Before coming to Penn, Watts was a principal researcher and partner at Microsoft and a founding member of the MSR-NYC lab. He was also an AD White Professor at Large at Cornell University. Prior to joining MSR in 2012, he was a professor of Sociology at Columbia University, and then a principal research scientist at Yahoo! Research, where he directed the Human Social Dynamics group.
His research on social networks and collective dynamics has appeared in a wide range of journals, from Nature, Science, and Physical Review Letters to the American Journal of Sociology and Harvard Business Review, and has been recognized by the 2009 German Physical Society Young Scientist Award for Socio and Econophysics, the 2013 Lagrange-CRT Foundation Prize for Complexity Science, and the 2014 Everett M. Rogers Award. He was named an inaugural fellow of the Network Science Society in 2018, a 2020 Carnegie Fellow, and a 2021 AAAS Fellow.

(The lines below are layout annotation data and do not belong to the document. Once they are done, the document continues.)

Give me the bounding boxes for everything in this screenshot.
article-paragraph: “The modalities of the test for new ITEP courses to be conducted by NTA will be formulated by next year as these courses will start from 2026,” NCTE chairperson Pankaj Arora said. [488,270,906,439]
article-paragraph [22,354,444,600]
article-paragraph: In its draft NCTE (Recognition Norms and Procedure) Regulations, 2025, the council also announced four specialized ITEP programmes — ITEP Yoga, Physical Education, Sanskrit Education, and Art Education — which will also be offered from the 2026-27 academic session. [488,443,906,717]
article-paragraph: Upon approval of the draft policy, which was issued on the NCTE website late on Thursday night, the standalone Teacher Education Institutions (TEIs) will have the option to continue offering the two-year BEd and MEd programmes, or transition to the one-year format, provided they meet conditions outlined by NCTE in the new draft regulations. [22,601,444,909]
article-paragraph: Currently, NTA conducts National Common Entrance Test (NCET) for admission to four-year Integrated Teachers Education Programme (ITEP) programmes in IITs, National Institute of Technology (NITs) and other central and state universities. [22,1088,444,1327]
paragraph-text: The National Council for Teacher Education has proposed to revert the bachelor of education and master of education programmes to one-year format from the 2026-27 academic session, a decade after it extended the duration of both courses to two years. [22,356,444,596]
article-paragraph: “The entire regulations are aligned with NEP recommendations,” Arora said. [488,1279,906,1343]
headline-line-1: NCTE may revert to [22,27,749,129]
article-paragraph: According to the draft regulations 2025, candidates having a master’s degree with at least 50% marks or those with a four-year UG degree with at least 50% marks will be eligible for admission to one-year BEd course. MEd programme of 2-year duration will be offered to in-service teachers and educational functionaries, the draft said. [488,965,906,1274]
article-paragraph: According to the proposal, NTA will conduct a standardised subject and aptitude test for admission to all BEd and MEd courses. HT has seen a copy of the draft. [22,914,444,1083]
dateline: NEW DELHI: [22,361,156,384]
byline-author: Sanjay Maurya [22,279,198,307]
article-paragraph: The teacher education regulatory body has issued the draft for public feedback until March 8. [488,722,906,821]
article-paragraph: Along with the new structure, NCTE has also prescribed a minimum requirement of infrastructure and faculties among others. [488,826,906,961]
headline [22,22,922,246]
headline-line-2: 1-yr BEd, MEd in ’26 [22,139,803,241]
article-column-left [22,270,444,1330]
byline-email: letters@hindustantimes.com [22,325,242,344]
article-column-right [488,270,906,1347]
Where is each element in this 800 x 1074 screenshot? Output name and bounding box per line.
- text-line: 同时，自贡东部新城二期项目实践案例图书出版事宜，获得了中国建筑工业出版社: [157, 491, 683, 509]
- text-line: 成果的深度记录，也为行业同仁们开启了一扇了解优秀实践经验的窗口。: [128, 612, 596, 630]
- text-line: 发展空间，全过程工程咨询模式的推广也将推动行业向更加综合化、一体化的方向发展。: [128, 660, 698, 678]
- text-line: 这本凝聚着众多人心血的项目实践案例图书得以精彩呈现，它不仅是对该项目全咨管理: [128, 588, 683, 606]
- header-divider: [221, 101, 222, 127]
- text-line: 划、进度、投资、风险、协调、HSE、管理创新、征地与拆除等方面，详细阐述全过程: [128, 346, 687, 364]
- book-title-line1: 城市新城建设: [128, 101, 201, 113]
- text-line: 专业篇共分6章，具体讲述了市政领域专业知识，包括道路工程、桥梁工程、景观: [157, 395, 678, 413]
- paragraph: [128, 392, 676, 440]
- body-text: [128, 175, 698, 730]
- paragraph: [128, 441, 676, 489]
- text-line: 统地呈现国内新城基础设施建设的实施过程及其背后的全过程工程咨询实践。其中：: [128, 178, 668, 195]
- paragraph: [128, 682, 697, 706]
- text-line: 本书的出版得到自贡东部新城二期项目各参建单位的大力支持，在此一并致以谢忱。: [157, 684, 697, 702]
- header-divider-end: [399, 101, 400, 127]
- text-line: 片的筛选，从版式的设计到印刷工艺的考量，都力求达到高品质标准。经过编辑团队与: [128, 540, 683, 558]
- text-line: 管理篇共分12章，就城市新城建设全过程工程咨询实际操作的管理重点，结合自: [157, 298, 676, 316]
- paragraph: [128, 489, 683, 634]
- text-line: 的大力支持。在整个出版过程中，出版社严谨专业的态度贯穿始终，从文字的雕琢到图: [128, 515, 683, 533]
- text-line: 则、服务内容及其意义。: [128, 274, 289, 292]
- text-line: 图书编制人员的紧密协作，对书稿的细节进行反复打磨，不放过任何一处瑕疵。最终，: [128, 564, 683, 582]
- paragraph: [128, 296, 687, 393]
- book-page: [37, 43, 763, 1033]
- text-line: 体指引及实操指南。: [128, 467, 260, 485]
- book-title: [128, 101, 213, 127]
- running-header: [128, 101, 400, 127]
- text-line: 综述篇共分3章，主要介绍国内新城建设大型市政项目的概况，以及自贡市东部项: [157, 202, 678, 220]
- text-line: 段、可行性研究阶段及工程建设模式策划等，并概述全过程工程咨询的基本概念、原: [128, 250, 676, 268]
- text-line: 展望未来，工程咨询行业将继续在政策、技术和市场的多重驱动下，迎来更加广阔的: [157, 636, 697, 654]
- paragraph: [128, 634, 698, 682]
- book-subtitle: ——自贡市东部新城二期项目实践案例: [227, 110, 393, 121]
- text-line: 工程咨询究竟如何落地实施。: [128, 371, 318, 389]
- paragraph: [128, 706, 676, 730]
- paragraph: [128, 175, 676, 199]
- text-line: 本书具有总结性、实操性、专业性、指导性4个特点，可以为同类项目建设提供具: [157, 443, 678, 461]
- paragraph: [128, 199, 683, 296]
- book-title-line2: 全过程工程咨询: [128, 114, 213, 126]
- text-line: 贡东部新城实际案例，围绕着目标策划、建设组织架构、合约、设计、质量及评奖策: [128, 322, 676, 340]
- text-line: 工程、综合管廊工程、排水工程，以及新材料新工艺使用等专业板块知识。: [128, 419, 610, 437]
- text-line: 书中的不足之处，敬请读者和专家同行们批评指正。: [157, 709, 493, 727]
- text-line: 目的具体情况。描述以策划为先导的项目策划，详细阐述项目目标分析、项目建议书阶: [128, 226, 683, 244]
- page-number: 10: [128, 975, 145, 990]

Watts is the author of three books: Six Degrees: The Science of a Connected Age (W.W. Norton 2003), Small Worlds: The Dynamics of Networks between Order and Randomness (Princeton University Press 1999), and Everything is Obvious: Once You Know The Answer (Crown Business 2011).
He holds a B.Sc. in Physics from the Australian Defence Force Academy, from which he also received his officer’s commission in the Royal Australian Navy, and a Ph.D. in Theoretical and Applied Mechanics from Cornell University.